At the core of the original exercise is the square root function. This function involves finding the square root of a given expression, which can be a number, a variable, or a more complex expression, like we have here with \( f(x) = \sqrt{84-6x} \).

For any square root function, remember that the square root of a negative number is not a real number. That's why when dealing with square roots, we need to make sure that the expression inside the square root (called the radicand) is non-negative. This characteristic is fundamental in determining the domain of square root functions.

• A square root function is only defined when the radicand is \( \geq 0 \).
• The radicand must not be negative to ensure the output of the square root function is a real number.

Getting comfortable with these aspects of square root functions will assist in tackling any problems involving them more effectively.

Solving inequalities is a crucial skill when working with square root functions and determining their domains. In our exercise, the inequality \(84 - 6x \geq 0\) plays a key role.
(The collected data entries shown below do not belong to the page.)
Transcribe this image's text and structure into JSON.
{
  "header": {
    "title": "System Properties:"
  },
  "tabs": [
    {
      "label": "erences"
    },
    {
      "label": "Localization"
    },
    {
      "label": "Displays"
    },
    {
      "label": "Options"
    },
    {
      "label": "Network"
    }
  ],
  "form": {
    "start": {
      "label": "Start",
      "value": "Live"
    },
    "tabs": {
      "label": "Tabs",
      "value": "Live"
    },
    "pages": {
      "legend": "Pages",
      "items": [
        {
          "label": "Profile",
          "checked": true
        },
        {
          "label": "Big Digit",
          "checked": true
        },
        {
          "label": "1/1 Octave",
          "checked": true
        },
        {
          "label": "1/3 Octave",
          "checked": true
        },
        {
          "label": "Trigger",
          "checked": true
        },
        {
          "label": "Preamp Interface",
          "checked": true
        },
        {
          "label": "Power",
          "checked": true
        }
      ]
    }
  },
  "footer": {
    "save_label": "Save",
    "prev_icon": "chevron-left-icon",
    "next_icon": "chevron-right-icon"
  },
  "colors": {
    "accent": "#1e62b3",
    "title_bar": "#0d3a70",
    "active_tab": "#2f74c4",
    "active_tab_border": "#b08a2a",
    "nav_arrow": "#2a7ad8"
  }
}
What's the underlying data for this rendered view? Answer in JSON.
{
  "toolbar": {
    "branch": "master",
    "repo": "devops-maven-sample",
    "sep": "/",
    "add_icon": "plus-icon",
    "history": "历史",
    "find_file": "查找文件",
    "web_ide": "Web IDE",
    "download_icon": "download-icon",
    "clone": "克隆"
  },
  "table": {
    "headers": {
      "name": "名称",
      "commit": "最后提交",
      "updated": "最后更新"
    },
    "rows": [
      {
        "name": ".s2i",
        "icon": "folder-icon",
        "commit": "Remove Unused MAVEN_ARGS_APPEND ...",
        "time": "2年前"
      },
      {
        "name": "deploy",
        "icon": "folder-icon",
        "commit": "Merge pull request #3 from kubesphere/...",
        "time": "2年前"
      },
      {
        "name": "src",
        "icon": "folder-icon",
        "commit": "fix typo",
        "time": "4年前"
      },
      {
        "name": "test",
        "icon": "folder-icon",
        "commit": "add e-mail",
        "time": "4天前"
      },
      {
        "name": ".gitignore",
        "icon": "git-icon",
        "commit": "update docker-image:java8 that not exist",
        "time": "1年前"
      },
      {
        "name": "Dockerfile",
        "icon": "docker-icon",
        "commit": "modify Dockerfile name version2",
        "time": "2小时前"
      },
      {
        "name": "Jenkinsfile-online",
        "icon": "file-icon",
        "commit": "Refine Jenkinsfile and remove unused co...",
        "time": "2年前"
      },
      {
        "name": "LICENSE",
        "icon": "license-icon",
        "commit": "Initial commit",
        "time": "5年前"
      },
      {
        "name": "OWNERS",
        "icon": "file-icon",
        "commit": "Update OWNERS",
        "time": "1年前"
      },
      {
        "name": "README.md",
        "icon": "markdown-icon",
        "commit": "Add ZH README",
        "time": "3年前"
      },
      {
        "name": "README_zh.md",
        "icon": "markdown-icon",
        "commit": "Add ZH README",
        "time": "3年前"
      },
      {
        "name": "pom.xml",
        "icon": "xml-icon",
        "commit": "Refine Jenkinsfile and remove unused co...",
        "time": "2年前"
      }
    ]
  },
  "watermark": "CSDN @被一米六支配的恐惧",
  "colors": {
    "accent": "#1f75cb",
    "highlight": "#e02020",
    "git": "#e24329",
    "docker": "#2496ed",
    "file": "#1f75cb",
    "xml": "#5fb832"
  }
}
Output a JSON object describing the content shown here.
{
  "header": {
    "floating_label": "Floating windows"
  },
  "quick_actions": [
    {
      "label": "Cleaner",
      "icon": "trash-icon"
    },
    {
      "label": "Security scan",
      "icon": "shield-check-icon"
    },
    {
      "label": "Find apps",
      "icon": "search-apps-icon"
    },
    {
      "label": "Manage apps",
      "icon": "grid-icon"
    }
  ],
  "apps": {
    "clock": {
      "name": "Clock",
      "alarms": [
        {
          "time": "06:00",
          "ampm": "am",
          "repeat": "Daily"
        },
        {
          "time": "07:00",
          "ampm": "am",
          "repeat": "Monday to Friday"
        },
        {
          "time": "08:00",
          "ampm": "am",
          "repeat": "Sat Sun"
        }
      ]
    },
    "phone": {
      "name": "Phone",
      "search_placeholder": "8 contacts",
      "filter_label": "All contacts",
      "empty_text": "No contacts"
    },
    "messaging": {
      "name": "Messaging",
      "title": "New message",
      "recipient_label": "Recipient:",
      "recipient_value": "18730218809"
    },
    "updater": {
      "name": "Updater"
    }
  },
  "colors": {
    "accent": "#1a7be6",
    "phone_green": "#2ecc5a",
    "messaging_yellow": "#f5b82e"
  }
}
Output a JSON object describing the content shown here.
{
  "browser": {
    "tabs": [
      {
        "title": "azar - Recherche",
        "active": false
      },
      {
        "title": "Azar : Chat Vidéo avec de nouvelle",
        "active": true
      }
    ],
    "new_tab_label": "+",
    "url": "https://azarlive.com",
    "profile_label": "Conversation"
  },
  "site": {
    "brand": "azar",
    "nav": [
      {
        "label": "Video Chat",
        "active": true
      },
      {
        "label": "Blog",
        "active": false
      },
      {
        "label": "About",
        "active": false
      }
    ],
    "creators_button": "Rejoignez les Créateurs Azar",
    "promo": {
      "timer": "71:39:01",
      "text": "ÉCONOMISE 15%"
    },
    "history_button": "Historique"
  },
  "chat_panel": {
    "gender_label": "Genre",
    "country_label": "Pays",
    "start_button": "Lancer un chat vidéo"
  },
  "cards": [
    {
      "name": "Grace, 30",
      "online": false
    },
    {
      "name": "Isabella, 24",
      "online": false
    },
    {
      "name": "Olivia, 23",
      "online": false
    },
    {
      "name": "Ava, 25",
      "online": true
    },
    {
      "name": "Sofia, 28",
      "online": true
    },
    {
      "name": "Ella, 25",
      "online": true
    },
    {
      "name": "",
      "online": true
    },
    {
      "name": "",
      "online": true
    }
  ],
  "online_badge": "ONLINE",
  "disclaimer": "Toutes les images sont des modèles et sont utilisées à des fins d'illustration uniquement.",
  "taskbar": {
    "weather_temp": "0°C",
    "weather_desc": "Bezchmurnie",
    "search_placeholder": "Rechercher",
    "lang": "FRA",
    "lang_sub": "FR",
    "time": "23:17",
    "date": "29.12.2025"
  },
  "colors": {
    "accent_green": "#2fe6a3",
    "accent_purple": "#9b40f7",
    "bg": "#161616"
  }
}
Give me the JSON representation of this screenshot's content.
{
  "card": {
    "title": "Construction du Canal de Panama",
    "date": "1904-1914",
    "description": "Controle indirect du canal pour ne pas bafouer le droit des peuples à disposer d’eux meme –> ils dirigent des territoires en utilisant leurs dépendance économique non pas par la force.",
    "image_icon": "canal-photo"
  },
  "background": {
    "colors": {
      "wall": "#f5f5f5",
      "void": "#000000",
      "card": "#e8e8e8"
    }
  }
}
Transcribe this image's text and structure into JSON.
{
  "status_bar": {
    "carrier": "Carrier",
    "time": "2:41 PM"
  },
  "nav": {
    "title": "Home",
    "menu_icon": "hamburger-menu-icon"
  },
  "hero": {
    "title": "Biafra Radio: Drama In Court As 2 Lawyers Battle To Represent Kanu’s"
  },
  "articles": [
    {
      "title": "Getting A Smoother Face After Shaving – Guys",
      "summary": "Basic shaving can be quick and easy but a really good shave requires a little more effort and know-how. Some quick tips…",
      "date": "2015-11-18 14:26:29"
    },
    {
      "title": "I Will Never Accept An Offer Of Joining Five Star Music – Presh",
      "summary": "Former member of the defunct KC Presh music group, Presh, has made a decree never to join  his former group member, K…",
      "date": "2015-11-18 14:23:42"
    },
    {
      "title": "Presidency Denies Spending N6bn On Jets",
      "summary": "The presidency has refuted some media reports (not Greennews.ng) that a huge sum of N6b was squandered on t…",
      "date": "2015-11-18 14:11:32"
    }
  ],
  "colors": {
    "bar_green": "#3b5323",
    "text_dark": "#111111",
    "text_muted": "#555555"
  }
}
To solve this, it's essential to remember a few principles about inequalities.

• When you solve inequalities, treat them similar to equations, with an important exception: when you multiply or divide by a negative number, the direction of the inequality sign reverses.
• In our context, dividing both sides of \(-6x \geq -84\) by \(-6\) reversed the inequality from \( \geq \) to \( \leq \).

Solving inequalities correctly allows us to pinpoint the range of x-values for which the square root function is defined, thereby defining the function's domain.

Understanding the domain of a function is about identifying all the possible input values (x-values) that will produce real output values. In the function \( f(x) = \sqrt{84 - 6x} \), we needed to find which x-values keep the radicand non-negative.

• The result from solving the inequality \( x \leq 14 \) defines our domain.
• This means any x-value less than or equal to 14 will keep \( 84 - 6x \geq 0 \), ensuring the square root presents a real number.

Domains may be restricted due to various reasons like division by zero or square root of negative numbers, making it key to always check the limitations on x-values. Grasping domain restrictions allows us to understand where and how functions behave or do not operate.